È dunque innegabile che i due marò rendevano possibile lo svolgimento di un’attività sovrana della Repubblica Italiana, operando sotto la direzione del Ministero della Difesa e nel contesto degli ordini e delle regole d’ingaggio definite dall’Amministrazione. Inoltre, in base all’art. 5 del Decreto, al comandante e ai membri del nucleo di protezione militare sono attribuite le funzioni, rispettivamente, di Ufficiale e Agenti di Polizia giudiziaria, per quel che concerne le operazioni compiute nella repressione di un eventuale attacco di pirati. 

Che i due fanti di marina fossero in astratto organi dello Stato è, dunque, fuor di dubbio. 

La sentenza

Il 2 luglio 2020, il tribunale arbitrale costituito presso il Tribunale internazionale del diritto del mare (ITLOS) di Amburgo ha pubblicato il dispositivo della sentenza.
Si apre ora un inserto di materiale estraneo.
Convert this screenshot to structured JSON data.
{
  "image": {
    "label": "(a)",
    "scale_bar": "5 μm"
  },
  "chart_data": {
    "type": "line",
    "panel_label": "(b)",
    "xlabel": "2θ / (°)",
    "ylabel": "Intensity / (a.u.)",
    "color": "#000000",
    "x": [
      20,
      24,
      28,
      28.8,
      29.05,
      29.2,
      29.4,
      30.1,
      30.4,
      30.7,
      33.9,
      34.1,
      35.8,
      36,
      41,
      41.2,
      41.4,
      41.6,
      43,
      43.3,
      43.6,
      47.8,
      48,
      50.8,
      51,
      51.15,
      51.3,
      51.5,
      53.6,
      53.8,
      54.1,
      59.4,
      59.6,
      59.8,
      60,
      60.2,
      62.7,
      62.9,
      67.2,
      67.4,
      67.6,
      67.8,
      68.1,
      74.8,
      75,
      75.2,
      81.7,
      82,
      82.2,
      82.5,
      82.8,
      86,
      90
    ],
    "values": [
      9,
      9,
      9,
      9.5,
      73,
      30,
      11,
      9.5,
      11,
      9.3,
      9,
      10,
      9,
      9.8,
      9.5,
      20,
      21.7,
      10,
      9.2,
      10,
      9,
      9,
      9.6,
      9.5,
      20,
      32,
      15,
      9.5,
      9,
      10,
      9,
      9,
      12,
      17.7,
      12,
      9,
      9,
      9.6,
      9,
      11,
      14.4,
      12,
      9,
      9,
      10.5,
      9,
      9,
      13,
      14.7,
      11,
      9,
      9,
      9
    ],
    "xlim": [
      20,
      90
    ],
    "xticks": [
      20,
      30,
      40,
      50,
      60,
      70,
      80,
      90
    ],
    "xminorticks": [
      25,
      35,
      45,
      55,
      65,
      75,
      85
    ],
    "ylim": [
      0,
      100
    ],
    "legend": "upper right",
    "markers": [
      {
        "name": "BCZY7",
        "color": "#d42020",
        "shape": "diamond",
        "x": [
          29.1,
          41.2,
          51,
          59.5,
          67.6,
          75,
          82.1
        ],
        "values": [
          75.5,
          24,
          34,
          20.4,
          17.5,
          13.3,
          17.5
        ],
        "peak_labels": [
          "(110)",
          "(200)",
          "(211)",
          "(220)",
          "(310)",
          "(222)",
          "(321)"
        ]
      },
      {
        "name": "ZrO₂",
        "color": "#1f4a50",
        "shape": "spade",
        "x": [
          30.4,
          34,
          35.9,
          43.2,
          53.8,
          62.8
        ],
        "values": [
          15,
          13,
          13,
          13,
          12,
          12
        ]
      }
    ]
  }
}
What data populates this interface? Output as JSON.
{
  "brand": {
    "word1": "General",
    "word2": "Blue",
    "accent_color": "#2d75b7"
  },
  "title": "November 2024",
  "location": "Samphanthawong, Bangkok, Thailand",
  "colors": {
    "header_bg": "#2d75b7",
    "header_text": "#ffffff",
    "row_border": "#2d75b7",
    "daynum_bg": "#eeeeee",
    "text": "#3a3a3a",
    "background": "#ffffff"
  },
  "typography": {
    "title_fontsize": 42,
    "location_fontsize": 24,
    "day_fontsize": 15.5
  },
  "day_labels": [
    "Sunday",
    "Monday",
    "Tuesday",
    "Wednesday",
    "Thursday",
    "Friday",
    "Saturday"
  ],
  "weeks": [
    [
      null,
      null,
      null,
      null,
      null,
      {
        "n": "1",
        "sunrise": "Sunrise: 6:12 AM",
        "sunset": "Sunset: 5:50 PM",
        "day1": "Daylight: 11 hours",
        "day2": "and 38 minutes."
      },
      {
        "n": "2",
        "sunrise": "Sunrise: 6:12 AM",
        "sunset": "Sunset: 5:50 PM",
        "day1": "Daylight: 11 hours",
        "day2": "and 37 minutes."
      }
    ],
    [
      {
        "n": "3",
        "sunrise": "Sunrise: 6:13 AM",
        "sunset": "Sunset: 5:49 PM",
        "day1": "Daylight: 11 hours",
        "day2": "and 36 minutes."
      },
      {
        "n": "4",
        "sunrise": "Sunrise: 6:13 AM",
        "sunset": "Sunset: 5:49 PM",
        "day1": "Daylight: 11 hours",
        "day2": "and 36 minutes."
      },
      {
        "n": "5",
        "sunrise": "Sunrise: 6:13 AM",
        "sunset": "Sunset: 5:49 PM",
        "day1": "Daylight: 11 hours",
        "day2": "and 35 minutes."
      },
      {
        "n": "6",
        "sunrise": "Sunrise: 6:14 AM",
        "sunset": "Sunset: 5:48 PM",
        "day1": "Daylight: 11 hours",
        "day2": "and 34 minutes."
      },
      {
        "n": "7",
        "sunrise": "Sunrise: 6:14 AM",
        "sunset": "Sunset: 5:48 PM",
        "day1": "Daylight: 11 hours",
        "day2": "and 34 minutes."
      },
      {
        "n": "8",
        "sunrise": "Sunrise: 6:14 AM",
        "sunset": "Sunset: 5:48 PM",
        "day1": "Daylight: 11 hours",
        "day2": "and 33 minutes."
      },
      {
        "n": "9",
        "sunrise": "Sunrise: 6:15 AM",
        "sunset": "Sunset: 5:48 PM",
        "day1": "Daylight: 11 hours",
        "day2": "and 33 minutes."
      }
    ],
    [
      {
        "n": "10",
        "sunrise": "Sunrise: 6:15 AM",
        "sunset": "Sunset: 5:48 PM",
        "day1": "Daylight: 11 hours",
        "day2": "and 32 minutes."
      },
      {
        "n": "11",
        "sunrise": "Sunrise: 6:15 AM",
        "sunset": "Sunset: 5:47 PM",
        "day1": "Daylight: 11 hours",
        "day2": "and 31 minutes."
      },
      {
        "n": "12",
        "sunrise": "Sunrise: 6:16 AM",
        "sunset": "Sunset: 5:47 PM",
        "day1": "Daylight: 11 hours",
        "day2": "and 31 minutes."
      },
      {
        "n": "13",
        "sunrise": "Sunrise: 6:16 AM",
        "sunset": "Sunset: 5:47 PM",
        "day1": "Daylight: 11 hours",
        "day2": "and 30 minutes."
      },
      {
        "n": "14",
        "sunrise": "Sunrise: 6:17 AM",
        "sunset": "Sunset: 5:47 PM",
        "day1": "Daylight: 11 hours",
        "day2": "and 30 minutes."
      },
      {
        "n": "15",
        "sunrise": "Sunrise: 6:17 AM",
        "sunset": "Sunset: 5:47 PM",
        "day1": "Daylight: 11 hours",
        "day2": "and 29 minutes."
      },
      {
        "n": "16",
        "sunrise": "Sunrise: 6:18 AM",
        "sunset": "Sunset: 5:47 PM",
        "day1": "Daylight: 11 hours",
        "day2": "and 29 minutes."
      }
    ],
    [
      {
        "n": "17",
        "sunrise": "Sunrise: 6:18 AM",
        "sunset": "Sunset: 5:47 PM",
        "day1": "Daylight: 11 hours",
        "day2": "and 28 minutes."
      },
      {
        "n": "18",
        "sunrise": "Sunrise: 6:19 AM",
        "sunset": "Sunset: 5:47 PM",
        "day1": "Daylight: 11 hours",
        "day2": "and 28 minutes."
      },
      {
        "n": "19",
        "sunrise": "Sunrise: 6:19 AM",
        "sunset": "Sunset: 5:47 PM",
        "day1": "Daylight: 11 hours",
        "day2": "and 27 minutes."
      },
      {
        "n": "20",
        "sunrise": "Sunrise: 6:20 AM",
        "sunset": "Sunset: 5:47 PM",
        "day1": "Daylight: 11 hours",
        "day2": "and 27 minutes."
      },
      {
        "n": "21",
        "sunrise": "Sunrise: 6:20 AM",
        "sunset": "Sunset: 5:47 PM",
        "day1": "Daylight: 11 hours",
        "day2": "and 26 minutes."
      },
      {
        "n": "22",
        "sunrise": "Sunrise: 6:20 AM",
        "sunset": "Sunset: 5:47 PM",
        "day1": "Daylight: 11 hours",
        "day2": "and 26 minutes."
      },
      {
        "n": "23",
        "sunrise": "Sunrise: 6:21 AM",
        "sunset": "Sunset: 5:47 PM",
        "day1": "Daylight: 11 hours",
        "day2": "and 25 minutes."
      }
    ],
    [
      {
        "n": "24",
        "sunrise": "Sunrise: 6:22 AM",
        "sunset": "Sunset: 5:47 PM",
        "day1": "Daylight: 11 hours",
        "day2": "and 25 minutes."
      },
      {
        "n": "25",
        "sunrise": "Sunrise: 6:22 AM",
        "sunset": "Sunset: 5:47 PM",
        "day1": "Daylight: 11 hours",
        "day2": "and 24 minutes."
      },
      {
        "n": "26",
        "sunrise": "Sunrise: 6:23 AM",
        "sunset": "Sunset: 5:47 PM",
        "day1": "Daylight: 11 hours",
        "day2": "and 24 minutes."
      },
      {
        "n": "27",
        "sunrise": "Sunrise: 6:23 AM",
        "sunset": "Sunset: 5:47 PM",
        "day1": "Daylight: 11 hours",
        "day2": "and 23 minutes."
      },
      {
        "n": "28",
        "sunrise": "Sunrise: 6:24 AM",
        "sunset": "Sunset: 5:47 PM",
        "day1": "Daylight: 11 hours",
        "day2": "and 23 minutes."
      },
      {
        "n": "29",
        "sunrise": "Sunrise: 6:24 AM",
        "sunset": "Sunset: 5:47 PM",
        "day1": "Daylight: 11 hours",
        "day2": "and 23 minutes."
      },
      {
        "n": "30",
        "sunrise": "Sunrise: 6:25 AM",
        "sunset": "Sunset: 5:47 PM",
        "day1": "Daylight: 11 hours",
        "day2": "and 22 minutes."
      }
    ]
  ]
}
Il tribunale arbitrale ha in primis respinto all’unanimità la richiesta italiana di riconoscere l’illecito internazionale a carico dell’India, a causa della modalità con cui ha indotto la Enrica Lexie ad attraccare sulle coste indiane.

Sempre all’unanimità, stabilisce che l’India non violò l’articolo 97 (giurisdizione penale in materia di collisione o altro incidente di navigazione nell’alto mare) istituendo un procedimento penale contro i marò e ordinando il sequestro dell’Enrica Lexie mentre indagava sull’equipaggio, poiché l’articolo 97 non è applicale nel caso in questione, il quale, quindi, non può considerarsi come “incidente di navigazione” e, pertanto, non esiste in tal caso la giurisdizione esclusiva rivendicata dall’Italia.

Il tribunale ha infine riconosciuto l’immunità funzionale in capo ai due marò per gli atti compiuti il 15 febbraio 2012, in quanto riconosciuti come organi dello Stato esercenti funzioni ufficiali, negando quindi all’india la possibilità di esercitare la giurisdizione penale su di loro. Ha inoltre rigettato la richiesta dell’italia di risarcimento per il torto subito dai marò, condannando invece l’italia stessa a pagare all’India il risarcimento in relazione alla morte dei due pescatori.